Inclusion Criteria:

          -  Able to provide written informed consent

          -  Diagnosis of either Non-CLL B cell malignancy or CLL/SLL

          -  Ineligible for or have exhausted standard therapeutic options and have relapsed or
             refractory disease

          -  ECOG performance status 0-2

          -  Fertile patients must agree to use highly effective contraception during and for 4
             weeks after last dose of XmAb13676

          -  Able and willing to complete the entire study

        Additional Patient Inclusion Criteria for the DLBCL Cohort (Expansion Phase)
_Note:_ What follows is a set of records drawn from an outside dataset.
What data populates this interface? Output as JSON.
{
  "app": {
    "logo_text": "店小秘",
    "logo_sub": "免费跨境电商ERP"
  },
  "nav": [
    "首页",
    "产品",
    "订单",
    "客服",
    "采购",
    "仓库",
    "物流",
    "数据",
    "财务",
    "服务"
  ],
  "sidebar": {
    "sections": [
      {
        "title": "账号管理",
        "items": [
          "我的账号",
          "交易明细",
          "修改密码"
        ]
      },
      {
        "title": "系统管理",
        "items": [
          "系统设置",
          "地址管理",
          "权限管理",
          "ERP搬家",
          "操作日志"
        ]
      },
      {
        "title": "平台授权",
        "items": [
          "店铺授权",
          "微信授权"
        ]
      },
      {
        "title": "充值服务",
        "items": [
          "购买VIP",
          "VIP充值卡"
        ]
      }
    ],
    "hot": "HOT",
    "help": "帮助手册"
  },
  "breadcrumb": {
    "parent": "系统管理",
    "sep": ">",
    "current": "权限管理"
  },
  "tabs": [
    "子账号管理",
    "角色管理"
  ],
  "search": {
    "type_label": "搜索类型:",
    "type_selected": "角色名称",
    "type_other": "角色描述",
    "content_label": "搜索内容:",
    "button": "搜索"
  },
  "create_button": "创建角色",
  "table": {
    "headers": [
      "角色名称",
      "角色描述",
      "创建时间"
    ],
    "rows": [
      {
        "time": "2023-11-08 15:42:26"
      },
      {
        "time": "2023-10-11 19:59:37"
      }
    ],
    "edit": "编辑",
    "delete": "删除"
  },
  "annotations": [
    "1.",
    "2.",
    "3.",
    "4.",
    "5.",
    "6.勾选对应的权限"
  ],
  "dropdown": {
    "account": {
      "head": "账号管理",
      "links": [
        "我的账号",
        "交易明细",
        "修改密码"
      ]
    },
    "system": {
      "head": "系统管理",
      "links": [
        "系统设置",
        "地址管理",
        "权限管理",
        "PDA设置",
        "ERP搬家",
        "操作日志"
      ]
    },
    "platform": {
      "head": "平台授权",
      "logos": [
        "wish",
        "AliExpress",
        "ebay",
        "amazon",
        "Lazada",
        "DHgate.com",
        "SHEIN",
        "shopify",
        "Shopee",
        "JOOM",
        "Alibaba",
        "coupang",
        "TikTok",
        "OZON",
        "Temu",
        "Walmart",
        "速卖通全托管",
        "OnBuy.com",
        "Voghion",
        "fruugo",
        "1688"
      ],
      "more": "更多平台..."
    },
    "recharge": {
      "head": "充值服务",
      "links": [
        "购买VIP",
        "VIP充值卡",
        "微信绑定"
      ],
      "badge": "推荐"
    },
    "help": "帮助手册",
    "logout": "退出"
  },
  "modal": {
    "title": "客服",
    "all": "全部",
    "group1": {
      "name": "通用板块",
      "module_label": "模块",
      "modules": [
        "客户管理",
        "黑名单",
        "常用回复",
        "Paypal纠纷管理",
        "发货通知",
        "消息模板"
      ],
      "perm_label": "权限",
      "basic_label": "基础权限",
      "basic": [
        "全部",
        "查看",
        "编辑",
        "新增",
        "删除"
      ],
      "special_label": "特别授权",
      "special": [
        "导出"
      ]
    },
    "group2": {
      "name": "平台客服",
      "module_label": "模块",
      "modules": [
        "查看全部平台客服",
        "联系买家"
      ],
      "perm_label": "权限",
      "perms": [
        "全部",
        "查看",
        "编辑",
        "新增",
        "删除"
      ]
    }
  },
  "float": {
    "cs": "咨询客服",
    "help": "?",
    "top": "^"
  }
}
          1. Histologically confirmed diagnosis (specified by 2016 World Health Organization) of
             DLBCL or transformed low-grade lymphoma with measurable disease

          2. Patient must be refractory or have relapsed after 2 or more standard therapeutic
             options, at least one of which must have included anti-CD20 antibody therapy.

          3. Not a candidate for or refusing treatment with hematopoietic stem cell transplantation

        Additional Patient Inclusion Criteria for the Follicular Lymphoma Cohort (Expansion Phase)

          1. Diagnosis of follicular lymphoma Grades 1-3a

          2. Patient must be ineligible for or have exhausted standard therapeutic options and have
             had 2 or more prior systemic regimens.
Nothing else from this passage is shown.